SCOTT SIMON, HOST:
Summer's here, of course, that means fresh peaches. When it comes to peaches, lots of people think of Georgia. But Georgia peaches are having a tough year. The state is missing something like 85 percent of its usual crop. Georgia Public Broadcasting's Grant Blankenship explains.
GRANT BLANKENSHIP, BYLINE: There are peaches for sale within sight of the ornate fountain at the center of the park that's home to Macon, Georgia's weekly farmer's market. And they've caught the eye of Linda Marlow and her sister.
LINDA MARLOW: Well, we're from California, so we want Georgia peaches.
BLANKENSHIP: California, by the way, produces more peaches than any other state in the country. So it's not like the fruit is a novelty.
MARLOW: Well, yeah, but we expect they're going to be better here.
BLANKENSHIP: Why is that?
MARLOW: Because you're famous for it.
BLANKENSHIP: Right. I mean, who gets excited about a California peach? Mark Sanchez says there's a one word reason.

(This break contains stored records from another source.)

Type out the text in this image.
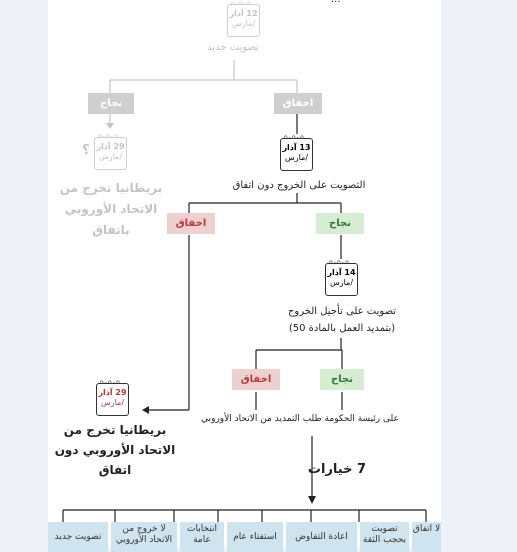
o-o-o
12 آذار
/مارس
تصويت جديد
نجاح	اخفاق
o-o-o
29 آذار
/مارس
؟
بريطانيا تخرج من
الاتحاد الأوروبي
باتفاق
o-o-o
13 آذار
/مارس
التصويت على الخروج دون اتفاق
اخفاق	نجاح
o-o-o
14 آذار
/مارس
تصويت على تأجيل الخروج
(بتمديد العمل بالمادة 50)
اخفاق	نجاح
على رئيسة الحكومة طلب التمديد من الاتحاد الأوروبي
o-o-o
29 آذار
/مارس
بريطانيا تخرج من
الاتحاد الأوروبي دون
اتفاق	7 خيارات
لا اتفاق
تصويت بحجب الثقة
اعادة التفاوض
استفتاء عام
انتخابات عامة
لا خروج من الاتحاد الأوروبي
تصويت جديد
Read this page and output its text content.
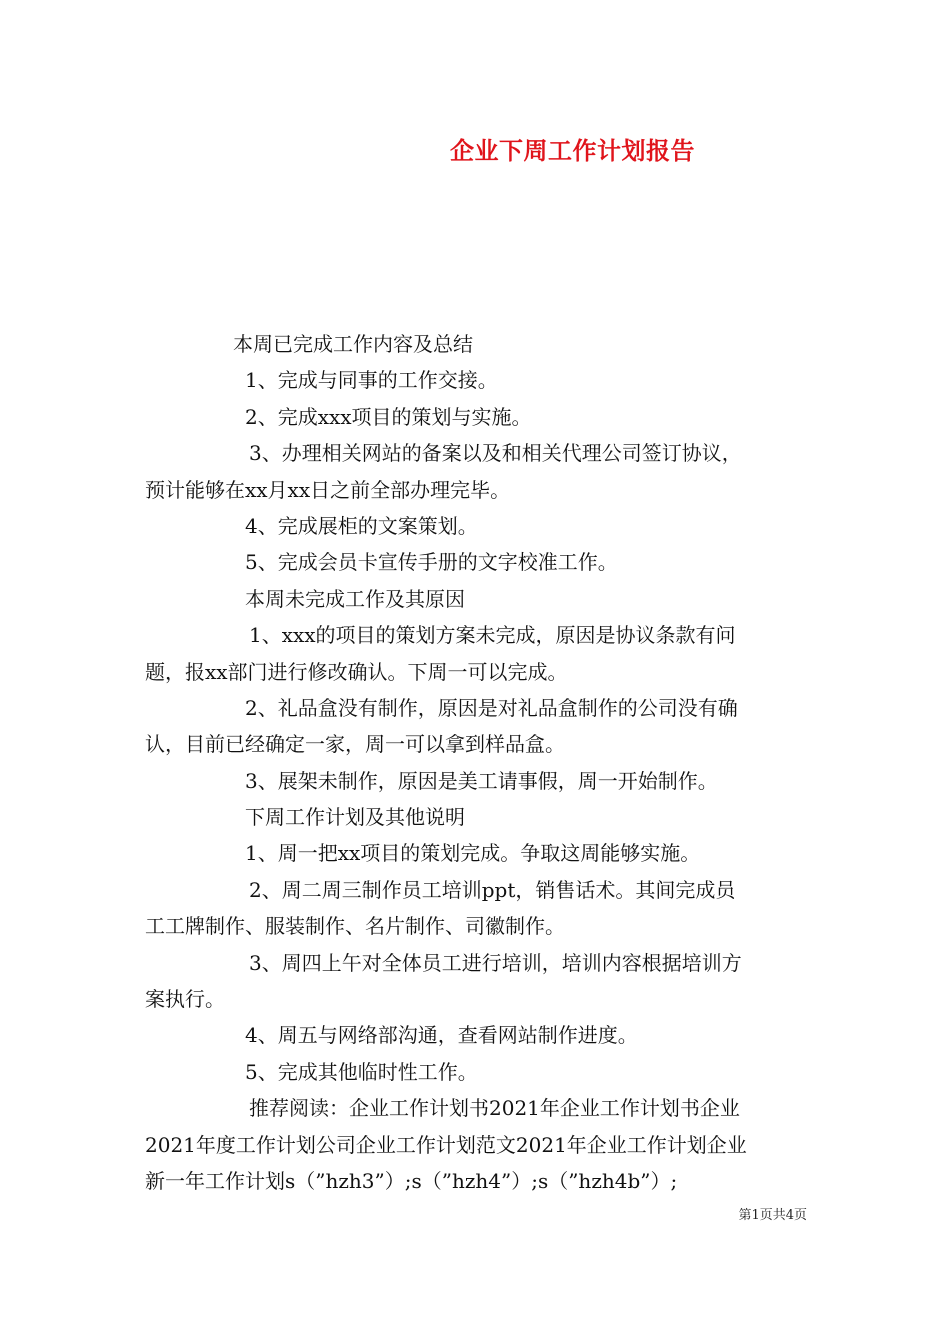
企业下周工作计划报告
本周已完成工作内容及总结
1、完成与同事的工作交接。
2、完成xxx项目的策划与实施。
3、办理相关网站的备案以及和相关代理公司签订协议，
预计能够在xx月xx日之前全部办理完毕。
4、完成展柜的文案策划。
5、完成会员卡宣传手册的文字校准工作。
本周未完成工作及其原因
1、xxx的项目的策划方案未完成，原因是协议条款有问
题，报xx部门进行修改确认。下周一可以完成。
2、礼品盒没有制作，原因是对礼品盒制作的公司没有确
认，目前已经确定一家，周一可以拿到样品盒。
3、展架未制作，原因是美工请事假，周一开始制作。
下周工作计划及其他说明
1、周一把xx项目的策划完成。争取这周能够实施。
2、周二周三制作员工培训ppt，销售话术。其间完成员
工工牌制作、服装制作、名片制作、司徽制作。
3、周四上午对全体员工进行培训，培训内容根据培训方
案执行。
4、周五与网络部沟通，查看网站制作进度。
5、完成其他临时性工作。
推荐阅读：企业工作计划书2021年企业工作计划书企业
2021年度工作计划公司企业工作计划范文2021年企业工作计划企业
新一年工作计划s（”hzh3”）;s（”hzh4”）;s（”hzh4b”）;
第1页共4页
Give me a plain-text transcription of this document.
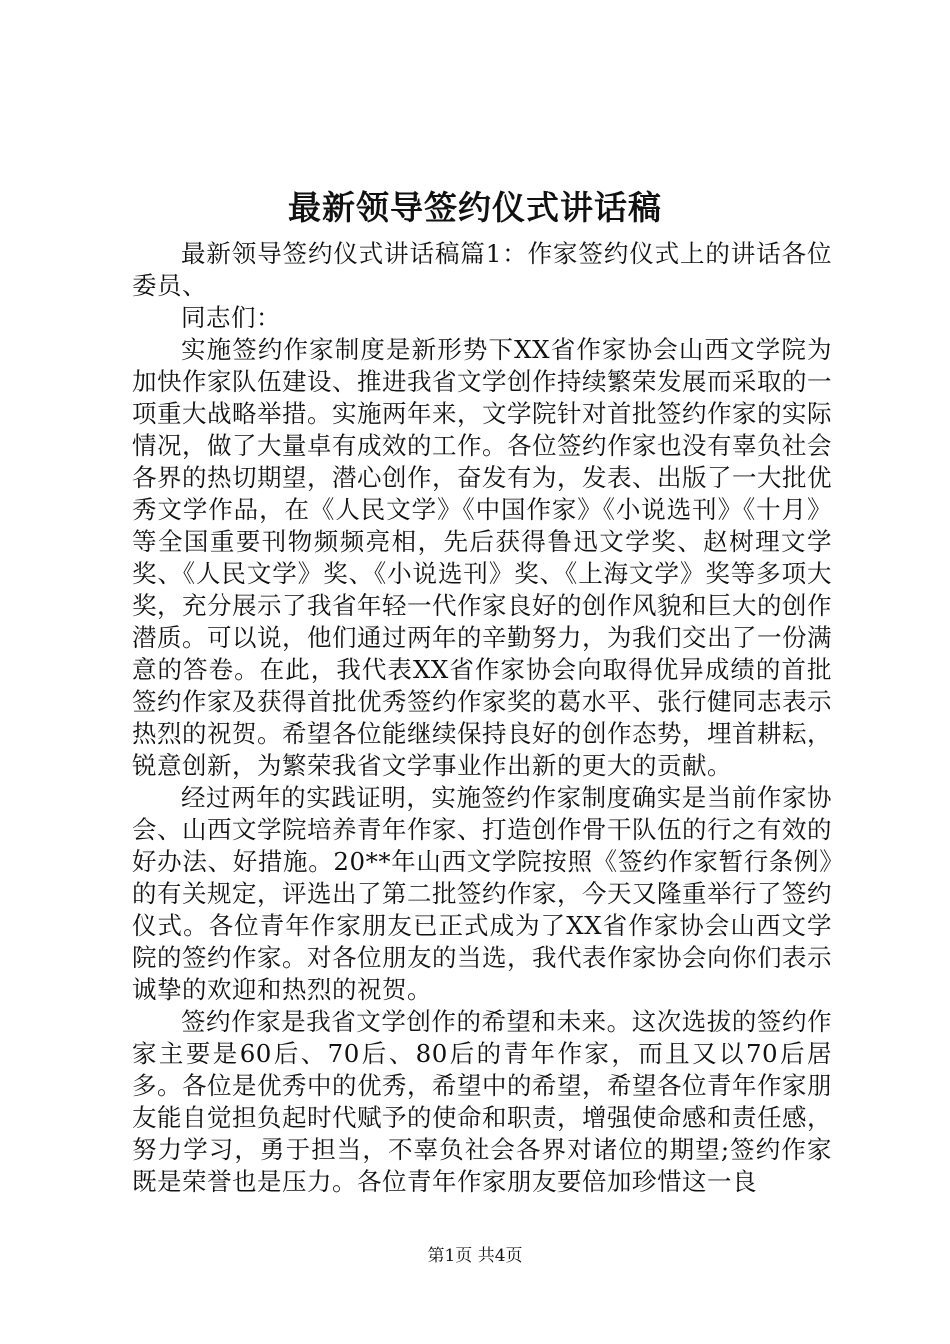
最新领导签约仪式讲话稿

最新领导签约仪式讲话稿篇1：作家签约仪式上的讲话各位委员、

同志们：

实施签约作家制度是新形势下XX省作家协会山西文学院为加快作家队伍建设、推进我省文学创作持续繁荣发展而采取的一项重大战略举措。实施两年来，文学院针对首批签约作家的实际情况，做了大量卓有成效的工作。各位签约作家也没有辜负社会各界的热切期望，潜心创作，奋发有为，发表、出版了一大批优秀文学作品，在《人民文学》《中国作家》《小说选刊》《十月》等全国重要刊物频频亮相，先后获得鲁迅文学奖、赵树理文学奖、《人民文学》奖、《小说选刊》奖、《上海文学》奖等多项大奖，充分展示了我省年轻一代作家良好的创作风貌和巨大的创作潜质。可以说，他们通过两年的辛勤努力，为我们交出了一份满意的答卷。在此，我代表XX省作家协会向取得优异成绩的首批签约作家及获得首批优秀签约作家奖的葛水平、张行健同志表示热烈的祝贺。希望各位能继续保持良好的创作态势，埋首耕耘，锐意创新，为繁荣我省文学事业作出新的更大的贡献。

经过两年的实践证明，实施签约作家制度确实是当前作家协会、山西文学院培养青年作家、打造创作骨干队伍的行之有效的好办法、好措施。20**年山西文学院按照《签约作家暂行条例》的有关规定，评选出了第二批签约作家，今天又隆重举行了签约仪式。各位青年作家朋友已正式成为了XX省作家协会山西文学院的签约作家。对各位朋友的当选，我代表作家协会向你们表示诚挚的欢迎和热烈的祝贺。

签约作家是我省文学创作的希望和未来。这次选拔的签约作家主要是60后、70后、80后的青年作家，而且又以70后居多。各位是优秀中的优秀，希望中的希望，希望各位青年作家朋友能自觉担负起时代赋予的使命和职责，增强使命感和责任感，努力学习，勇于担当，不辜负社会各界对诸位的期望;签约作家既是荣誉也是压力。各位青年作家朋友要倍加珍惜这一良

第1页 共4页
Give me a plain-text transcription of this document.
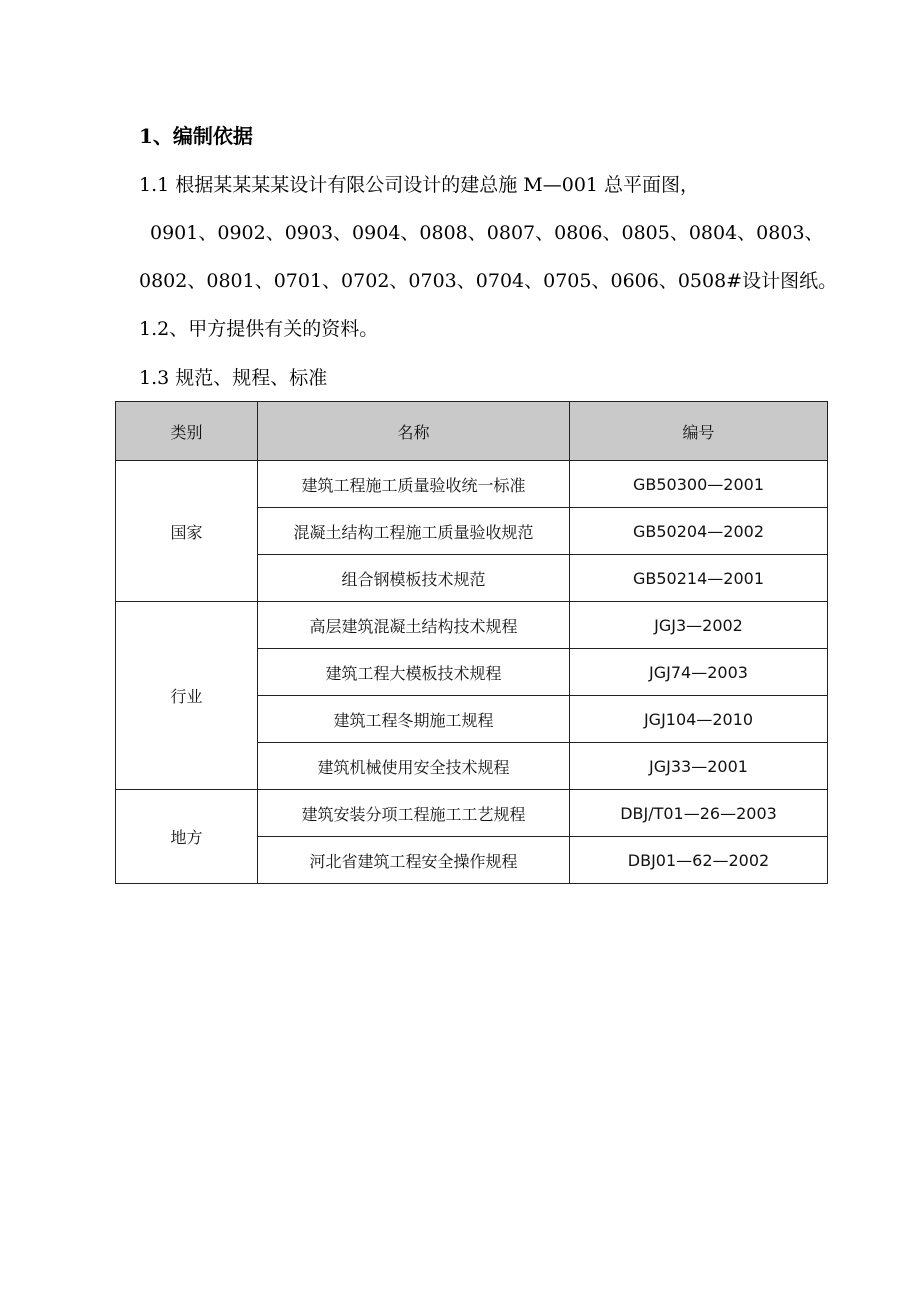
1、编制依据
1.1 根据某某某某设计有限公司设计的建总施 M—001 总平面图，
0901、0902、0903、0904、0808、0807、0806、0805、0804、0803、
0802、0801、0701、0702、0703、0704、0705、0606、0508#设计图纸。
1.2、甲方提供有关的资料。
1.3 规范、规程、标准
类别	名称	编号
国家	建筑工程施工质量验收统一标准	GB50300—2001
	混凝土结构工程施工质量验收规范	GB50204—2002
	组合钢模板技术规范	GB50214—2001
行业	高层建筑混凝土结构技术规程	JGJ3—2002
	建筑工程大模板技术规程	JGJ74—2003
	建筑工程冬期施工规程	JGJ104—2010
	建筑机械使用安全技术规程	JGJ33—2001
地方	建筑安装分项工程施工工艺规程	DBJ/T01—26—2003
	河北省建筑工程安全操作规程	DBJ01—62—2002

MARK SANCHEZ: The climate.
BLANKENSHIP: Sanchez is the CEO of Lane Packing. It's one of the big growers in the four-county area smack in the middle of Georgia where peaches come from. His office by the loading dock is, in fact, in Peach County. He says California can't touch Georgia's weather.
SANCHEZ: In Georgia, we have the cool nights, a lot of rainfall, very hot summers.
BLANKENSHIP: That makes a juicy peach. Hot in the summer here? Well, you bet. It's those cool nights that were missing last winter, and that's a problem. Sanchez says before peaches bloom in the spring, they need long, uninterrupted stretches of cold in the winter.
SANCHEZ: Our desired level is about 850 to 1,000 hours under 45 degrees.
BLANKENSHIP: That's like two and a half months of cold nights.
SANCHEZ: This past winter, we had just barely 500.
BLANKENSHIP: So only one month of cold. Add a two-day March freeze, and peach blossoms from here to North Carolina bit the dust. So about that climate...
SANCHEZ: Certainly, the climate is changing for whatever reason. We won't get into that. But the last couple of years been pretty warm. Two years don't make a trend.
BLANKENSHIP: Climate data kept by the National Oceanic and Atmospheric Administration, or NOAA, goes back much farther. NOAA data puts Georgia's average winter temperature at 45 degrees Fahrenheit in 1895. The most recent average in 2015 puts that at 47 degrees. Still, even given the terrible season, Sanchez says there are plenty of peaches for southern markets. But...
SANCHEZ: If you're in Boston in the mid to late July looking for Georgia peaches, it'll be hard to find.
BLANKENSHIP: George's peaches will be picked by early July. They usually last until August. Jon Clement says that may not be a big deal.
JON CLEMENT: We got a moderate to good peach crop right now going, which is good for us.
BLANKENSHIP: Clement is an agricultural extension educator with the University of Massachusetts Amherst. He specializes in tree fruits like peaches. There, it can get too cold.
CLEMENT: But it only got just barely below zero this year, so the winter was not a problem.
BLANKENSHIP: That's been the trend for growers there for over a decade. Clement says that means plenty of local fruit for New Englanders. Georgia's peach crop will stay in Georgia.
Back at the farmer's market, Linda Marlow's niece, Shannon Perches, imagines life in Georgia without local peaches.
SHANNON PERCHES: That wouldn't sit well at all. I'm in Georgia. I should be eating Georgia peaches.
BLANKENSHIP: For a few more weeks, that's something she can look forward to. For NPR News, I'm Graham Blankenship in Macon, Ga.